Apart from gathering evidence about best practice in treatment of cannabis abuse among young people with psychosis, the study will allow us to validate the TLFB measurement tool for cannabis against blood samples, something that to our knowledge has not been done previously.

Hopefully, the CapOpus intervention will carry positive effects. If this is so, this could substantially improve treatment of these patients. On the other hand negative consequences cannot be ruled out. The extra interventions in the experimental arm may potentially cause more patients to drop out from usual treatment. Should this occur, the addiction consultants in CapOpus will actively support the patients in resuming contact with the case managers.

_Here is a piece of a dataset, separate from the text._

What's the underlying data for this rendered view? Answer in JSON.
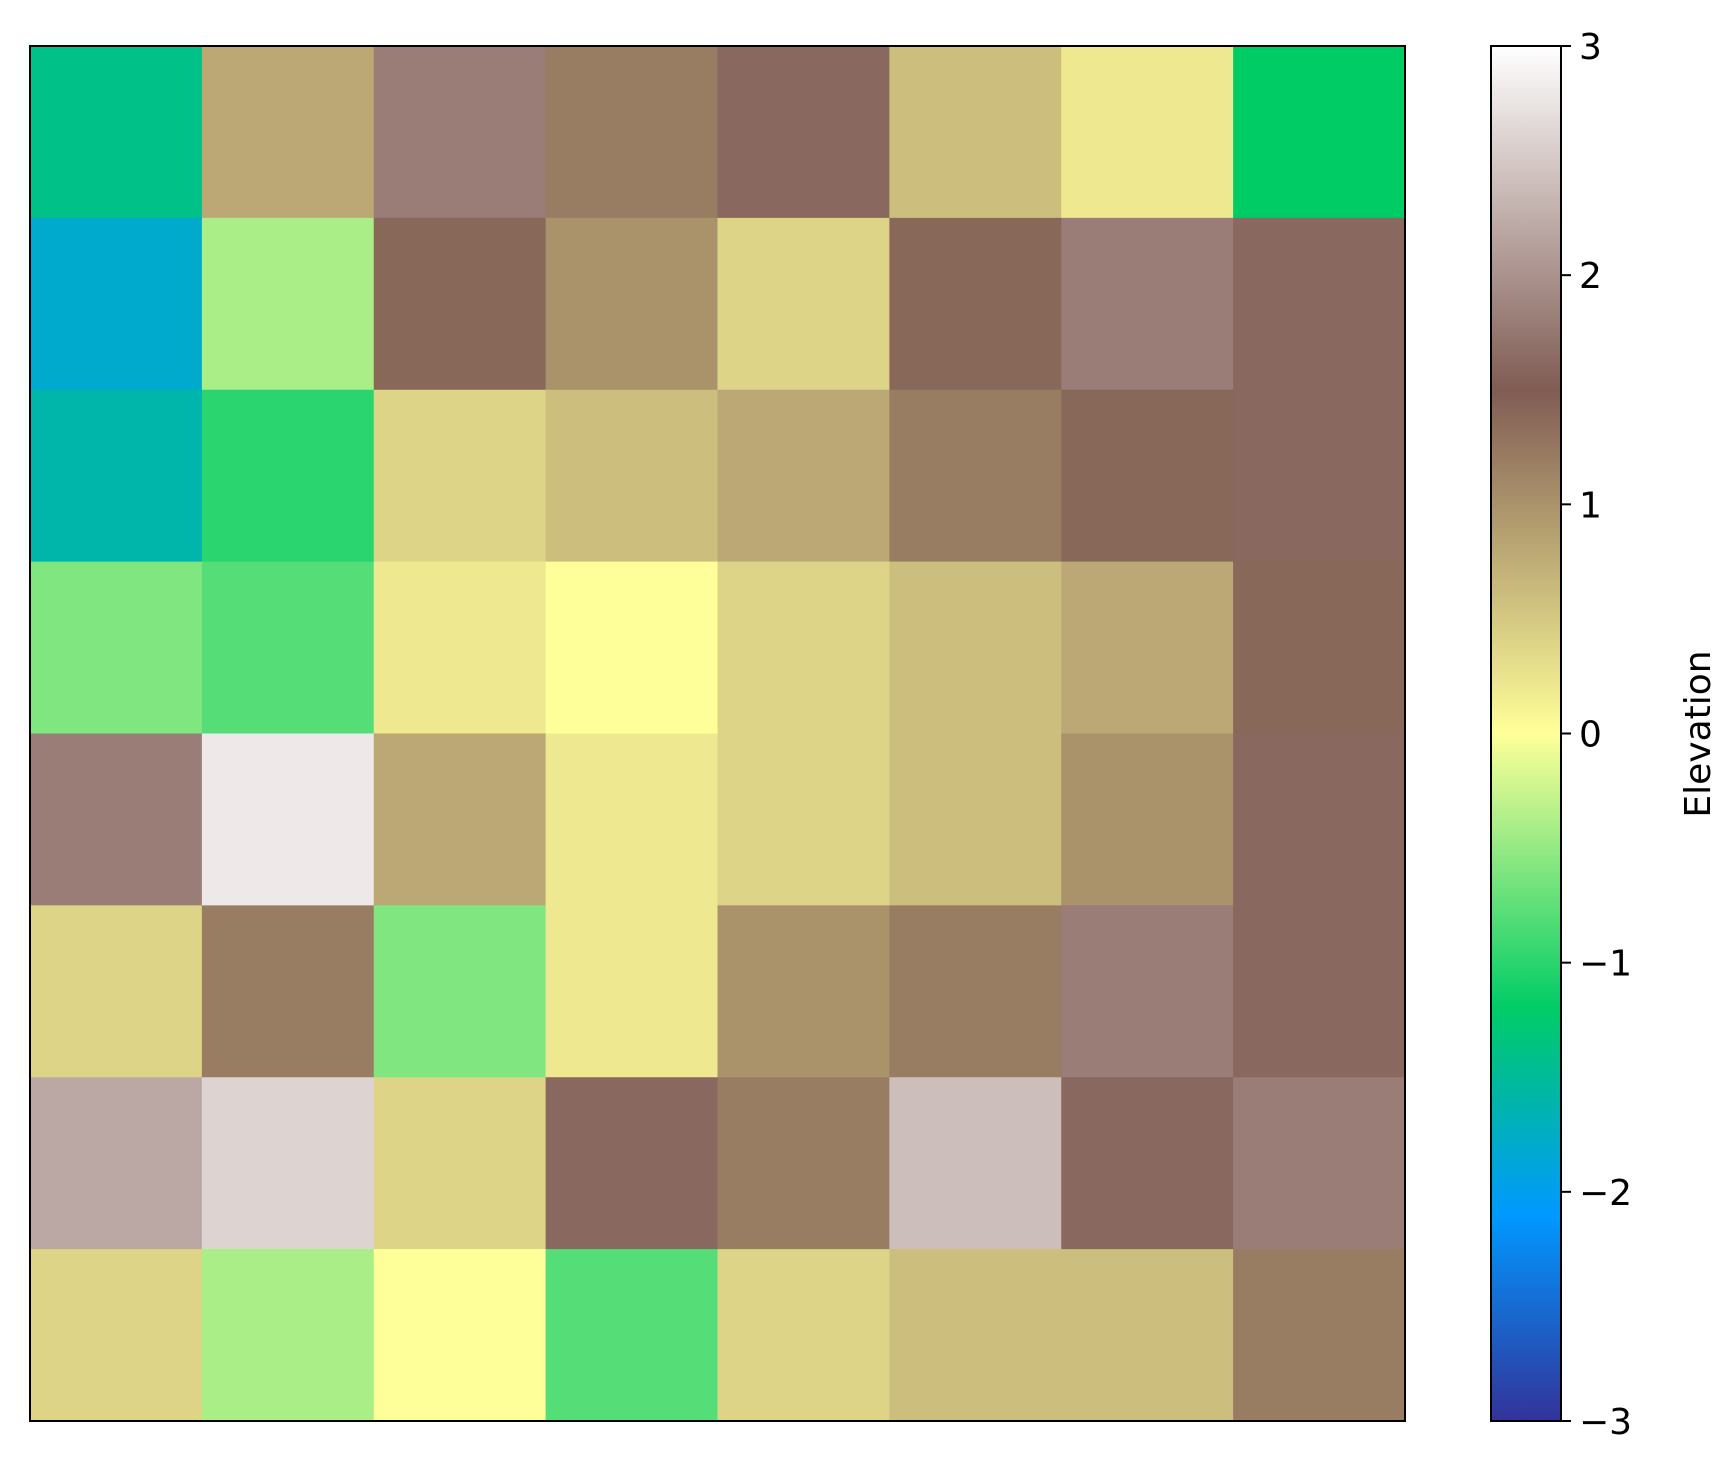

Our trial may have several limitations. First, it is a rather small trial aiming at demonstrating a substantial intervention effect. In a sense, our trial may be viewed as a pilot for potentially larger trials at a later stage. Second, the large number of outcomes makes interpretation of significant findings difficult. Accordingly, our interpretation of significant findings at or close to the conventional level of p = 0.05 will be conservative. One further limitation of the trial is that there may be a crossover relating to the patients' case-managers. Due to the randomization procedure, the same case manager may have patients in both the experimental intervention and the control treatment arms. This spawns the risk that elements from the experimental intervention are incorporated into the treatment of patients in the control arm, potentially leading towards type II errors. It will be attempted to bypass this limitation by investigating outcome differences between control-group patients whose case managers also have patients in the CapOpus experimental intervention arm, and those whose case managers do not.

The fact that the current treatment in Denmark is not uniform is reflected in the control treatment, as no attempts will be made to artificially introduce a level of homogeneity in this intervention arm. This may, however, lead to a degree of selection bias if only a small proportion of eligible case managers actually refer patients to the trial. Results will be interpreted accordingly.